個人個人の役割というものはすべて、この人類に課せられた役割の延長線上にあるものだと言えます。

 

もし延長線上になければ、それはその人の自己満足でしかないものです。自己満足のどこがいけないのか。

人生を単なる自己満足だけで、終わっていいのかどうかを自分に問いかければわかることです。

 

人間に与えられた役割とは、いったい何なのでしょうか。いまの段階で言えることは、考えられる最高の人間になる、ことではないかと思います。

 

 

相手を敬う

 

改めて思ったことですが、いつどこで命を落とすのか、それは全くわからないということです。

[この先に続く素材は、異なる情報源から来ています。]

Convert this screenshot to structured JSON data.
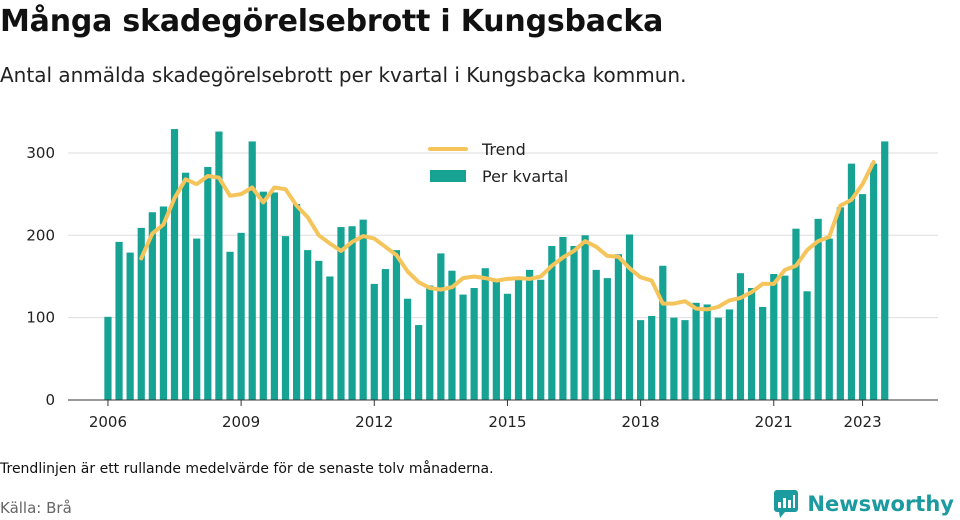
{
  "header": {
    "title": "Många skadegörelsebrott i Kungsbacka",
    "subtitle": "Antal anmälda skadegörelsebrott per kvartal i Kungsbacka kommun."
  },
  "footer": {
    "note": "Trendlinjen är ett rullande medelvärde för de senaste tolv månaderna.",
    "source": "Källa: Brå",
    "brand": "Newsworthy",
    "brand_icon": "bar-chart-speech-bubble-icon"
  },
  "colors": {
    "bar": "#16a394",
    "trend": "#f5c45a",
    "brand": "#1b9aa0",
    "grid": "#dddddd"
  },
  "chart_data": {
    "type": "bar",
    "x_start": "2006 Q1",
    "x_tick_labels": [
      "2006",
      "2009",
      "2012",
      "2015",
      "2018",
      "2021",
      "2023"
    ],
    "x_tick_positions": [
      2006,
      2009,
      2012,
      2015,
      2018,
      2021,
      2023
    ],
    "xlim": [
      2005.1,
      2024.7
    ],
    "ylim": [
      0,
      340
    ],
    "y_ticks": [
      0,
      100,
      200,
      300
    ],
    "grid": true,
    "legend_position": "top-center",
    "series": [
      {
        "name": "Per kvartal",
        "type": "bar",
        "values": [
          101,
          192,
          179,
          209,
          228,
          235,
          329,
          276,
          196,
          283,
          326,
          180,
          203,
          314,
          253,
          252,
          199,
          238,
          182,
          169,
          150,
          210,
          211,
          219,
          141,
          159,
          182,
          123,
          91,
          139,
          178,
          157,
          128,
          136,
          160,
          146,
          129,
          147,
          158,
          146,
          187,
          198,
          187,
          200,
          158,
          148,
          177,
          201,
          97,
          102,
          163,
          100,
          97,
          118,
          116,
          100,
          110,
          154,
          136,
          113,
          153,
          151,
          208,
          132,
          220,
          196,
          234,
          287,
          250,
          287,
          314
        ],
        "start": "2006 Q1"
      },
      {
        "name": "Trend",
        "type": "line",
        "values": [
          172,
          202,
          213,
          245,
          268,
          262,
          272,
          270,
          248,
          250,
          258,
          240,
          258,
          256,
          236,
          222,
          200,
          190,
          181,
          192,
          199,
          196,
          186,
          176,
          156,
          143,
          136,
          134,
          137,
          148,
          150,
          148,
          145,
          147,
          148,
          147,
          150,
          163,
          173,
          181,
          193,
          186,
          175,
          174,
          160,
          149,
          145,
          117,
          117,
          120,
          111,
          110,
          113,
          121,
          124,
          131,
          141,
          141,
          158,
          163,
          182,
          193,
          198,
          236,
          243,
          262,
          289
        ],
        "start": "2006 Q4"
      }
    ]
  }
}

もちろん人間だけでなく、あらゆる生きているものに、そう言えることかもしれません。

本人が気づいていないだけであって、生きていること自体が、絶えず病気や事故など命を落とす危険に出合うリスクを背負うことだと言えます。

そうした数えきれない関門をくぐり抜けて来たものだけが、いま生きているということです。

もっと言えば、社会や自然界から何らかの、必要とされているものだけしか生きられないということではないでしょうか。

 

そういうことが理解できたら、誰の命であろうと粗末には扱えないものです。

自分も含めてこの地上にあるもの、すべてにはそれぞれの、ある役割を果たすために存在することを忘れてはならないわけです。

でも実際には、個人の好き嫌いとか勝手な判断でないがしろにされたり、逆に、ないがしろにしてしまいがちなのです。

なぜこういうことになるのでしょうか。

 

人類が誕生した初期のころの人間にとっては、自然界のすべてを敬うことが当たり前であったのではないでしょうか。

ところが自然を軽視する者が現れてから人間同士の間でもいざこざが起こりはじめ、自然界やお互いを敬わない者が徐々に増えて来たのではないかと思います。

一度でも人から粗末に扱われたりすると、根に持ちやすいものです。それがたび重なると、その体験が今度は人を粗末にする誘因となるのだと思うのです。

では、どう対処していけばいいのでしょうか。

 

いったん、まず人から受けた理不尽な扱いや体験などすべてをご破算にして忘れてしまうことです。そして自分の原点に立ち戻ることではないでしょうか。

自分のことを人がどう扱いどう思おうと、周りがどうであれ、そんなことはどうでもいいことであって、自分は自分なのだと頭を切り替えることです。

 

たとえば、本当は自分をどうして欲しかったのかをよく考え、して欲しかったことだけを人にして行けばいいのです。

して欲しくないことは、絶対に人にしないことでもあります。

 

本来、当たり前であったことはちゃんと記憶の中にあり、ただ眠っているだけなので、それを呼び起こし、自分から当たり前にして行けばいいのだと思うのです。